La braguette ouverte, il s’assit sur son synthétiseur et improvisa quelques notes.
« Alors ? »
Il s’arrêta net.
« Tu sais… Dans le foot, des mecs talentueux échouent, d’autres réussissent parce qu’ils sont là au bon moment ou parce qu’ils sont potes avec la star de l’équipe. Y a pas de règles.
– Quel est le rapport ?
– Le rapport, c’est que ton frère n’a peut-être pas fait le nécessaire pour qu’on se souvienne de lui. C’était un marginal. Si t’as pas de potes, dans ce milieu, on t’oublie vite. On te flingue. Sans le réseau ou l’agent qu’il faut, t’es mort. Une fois au chômage, tu ne peux plus rebondir.
– C’est pour ça qu’il a tout arrêté ?
– J’en sais rien, moi ! Tu poses trop de questions, petit. Tu vas finir par avoir des problèmes.
– Des problèmes ?
– Quand on cherche la merde, on la trouve toujours.

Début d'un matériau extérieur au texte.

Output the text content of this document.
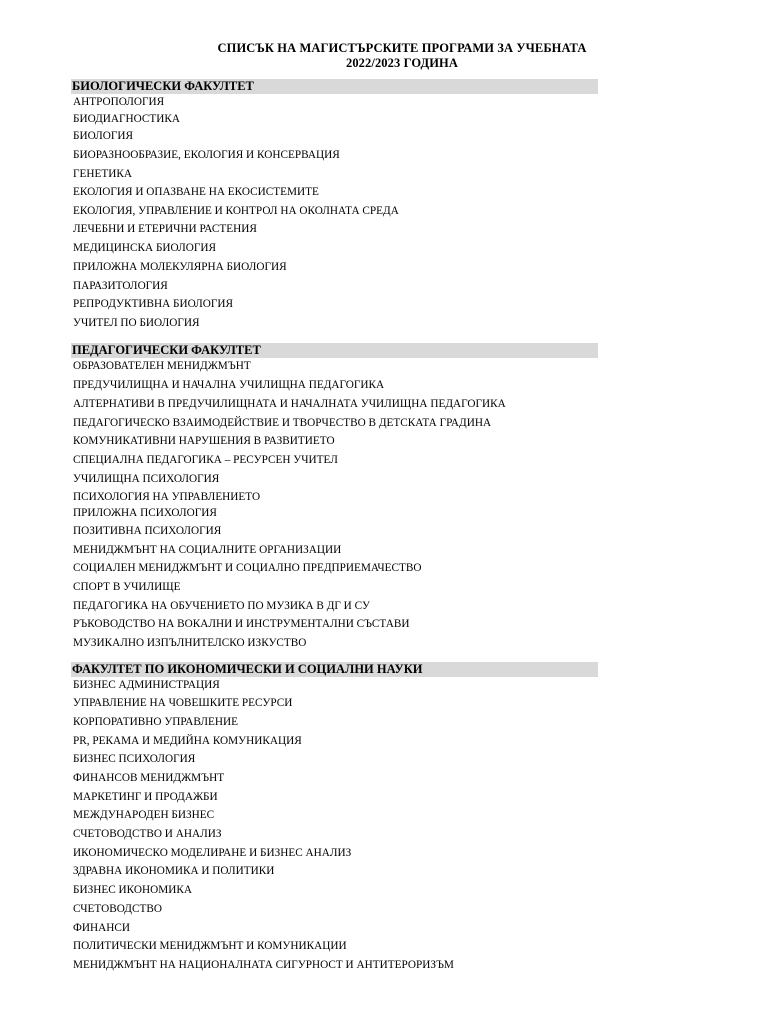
СПИСЪК НА МАГИСТЪРСКИТЕ ПРОГРАМИ ЗА УЧЕБНАТА
2022/2023 ГОДИНА
БИОЛОГИЧЕСКИ ФАКУЛТЕТ
АНТРОПОЛОГИЯ
БИОДИАГНОСТИКА
БИОЛОГИЯ
БИОРАЗНООБРАЗИЕ, ЕКОЛОГИЯ И КОНСЕРВАЦИЯ
ГЕНЕТИКА
ЕКОЛОГИЯ И ОПАЗВАНЕ НА ЕКОСИСТЕМИТЕ
ЕКОЛОГИЯ, УПРАВЛЕНИЕ И КОНТРОЛ НА ОКОЛНАТА СРЕДА
ЛЕЧЕБНИ И ЕТЕРИЧНИ РАСТЕНИЯ
МЕДИЦИНСКА БИОЛОГИЯ
ПРИЛОЖНА МОЛЕКУЛЯРНА БИОЛОГИЯ
ПАРАЗИТОЛОГИЯ
РЕПРОДУКТИВНА БИОЛОГИЯ
УЧИТЕЛ ПО БИОЛОГИЯ
ПЕДАГОГИЧЕСКИ ФАКУЛТЕТ
ОБРАЗОВАТЕЛЕН МЕНИДЖМЪНТ
ПРЕДУЧИЛИЩНА И НАЧАЛНА УЧИЛИЩНА ПЕДАГОГИКА
АЛТЕРНАТИВИ В ПРЕДУЧИЛИЩНАТА И НАЧАЛНАТА УЧИЛИЩНА ПЕДАГОГИКА
ПЕДАГОГИЧЕСКО ВЗАИМОДЕЙСТВИЕ И ТВОРЧЕСТВО В ДЕТСКАТА ГРАДИНА
КОМУНИКАТИВНИ НАРУШЕНИЯ В РАЗВИТИЕТО
СПЕЦИАЛНА ПЕДАГОГИКА – РЕСУРСЕН УЧИТЕЛ
УЧИЛИЩНА ПСИХОЛОГИЯ
ПСИХОЛОГИЯ НА УПРАВЛЕНИЕТО
ПРИЛОЖНА ПСИХОЛОГИЯ
ПОЗИТИВНА ПСИХОЛОГИЯ
МЕНИДЖМЪНТ НА СОЦИАЛНИТЕ ОРГАНИЗАЦИИ
СОЦИАЛЕН МЕНИДЖМЪНТ И СОЦИАЛНО ПРЕДПРИЕМАЧЕСТВО
СПОРТ В УЧИЛИЩЕ
ПЕДАГОГИКА НА ОБУЧЕНИЕТО ПО МУЗИКА В ДГ И СУ
РЪКОВОДСТВО НА ВОКАЛНИ И ИНСТРУМЕНТАЛНИ СЪСТАВИ
МУЗИКАЛНО ИЗПЪЛНИТЕЛСКО ИЗКУСТВО
ФАКУЛТЕТ ПО ИКОНОМИЧЕСКИ И СОЦИАЛНИ НАУКИ
БИЗНЕС АДМИНИСТРАЦИЯ
УПРАВЛЕНИЕ НА ЧОВЕШКИТЕ РЕСУРСИ
КОРПОРАТИВНО УПРАВЛЕНИЕ
PR, РЕКАМА И МЕДИЙНА КОМУНИКАЦИЯ
БИЗНЕС ПСИХОЛОГИЯ
ФИНАНСОВ МЕНИДЖМЪНТ
МАРКЕТИНГ И ПРОДАЖБИ
МЕЖДУНАРОДЕН БИЗНЕС
СЧЕТОВОДСТВО И АНАЛИЗ
ИКОНОМИЧЕСКО МОДЕЛИРАНЕ И БИЗНЕС АНАЛИЗ
ЗДРАВНА ИКОНОМИКА И ПОЛИТИКИ
БИЗНЕС ИКОНОМИКА
СЧЕТОВОДСТВО
ФИНАНСИ
ПОЛИТИЧЕСКИ МЕНИДЖМЪНТ И КОМУНИКАЦИИ
МЕНИДЖМЪНТ НА НАЦИОНАЛНАТА СИГУРНОСТ И АНТИТЕРОРИЗЪМ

– Je veux simplement comprendre.
– Écoute… Ton frère n’était peut-être pas fait pour le monde pro, tout simplement. Pas assez motivé. Le foot, c’est vachement de concessions… C’est ingrat. Chaque homme a ses limites, tu sais. Moi, par exemple, j’ai eu la flemme d’aller en équipe de France.
– Ah bon ?
– Bien sûr. J’aurais fait quoi, là-bas ? Vingt matches ? Ouais, avec Zidane, d’accord. Mais avec Nicolas Anelka, aussi. J’aurais été obligé de m’investir, de faire semblant d’être ami avec lui. J’aurais aussi pu jouer en Angleterre, à Newcastle, mais je me serais emmerdé là-bas ! Moi, j’ai voyagé, je suis allé en Israël, où j’ai failli mourir, je suis allé à Lens, je me suis fait plaisir. J’ai loupé ma carrière, ouais, t’as le droit de le penser, mais je ne ressens aucun manque aujourd’hui. »
Antoine s’était-il découragé ? Quand nous nous affrontions sur Pro Evolution Soccer, plus jeunes, il lâchait prise dès que je marquais le premier. Il avait loupé des concours et des meufs à cause de ce trait de caractère. Mon frère était beau, pourtant. Il avait du talent. C’est ce que papa m’avait toujours prétendu.
« Allez… On va boire à ta santé. »
Leroy me donna quelques conseils pour réussir au plus haut niveau – « Ne la ramène pas. Sois un bon toutou. Obéis à tes dirigeants. Ne copine pas avec les journalistes. Bref, ne fais pas comme moi » – puis il me mit gentiment à la porte, avec douceur, en me faisant comprendre qu’il souhaitait rester seul. Dans l’ascenseur, j’ai repensé au PSG et à son fonctionnement. À son époque, déjà, les joueurs de l’équipe première ne fréquentaient pas ceux de la réserve. Les frontières divisaient le club en petites communautés méfiantes et conservatrices. Passer de l’une à l’autre impliquait d’avoir été préalablement accepté par le chef de tribu. Antoine ne disposant d’aucun relai, il n’avait sans doute jamais pu progresser dans la hiérarchie. Personne ne lui avait fait suffisamment confiance pour qu’il devienne titulaire. Il s’agissait, à mon avis, de l’explication la plus rationnelle.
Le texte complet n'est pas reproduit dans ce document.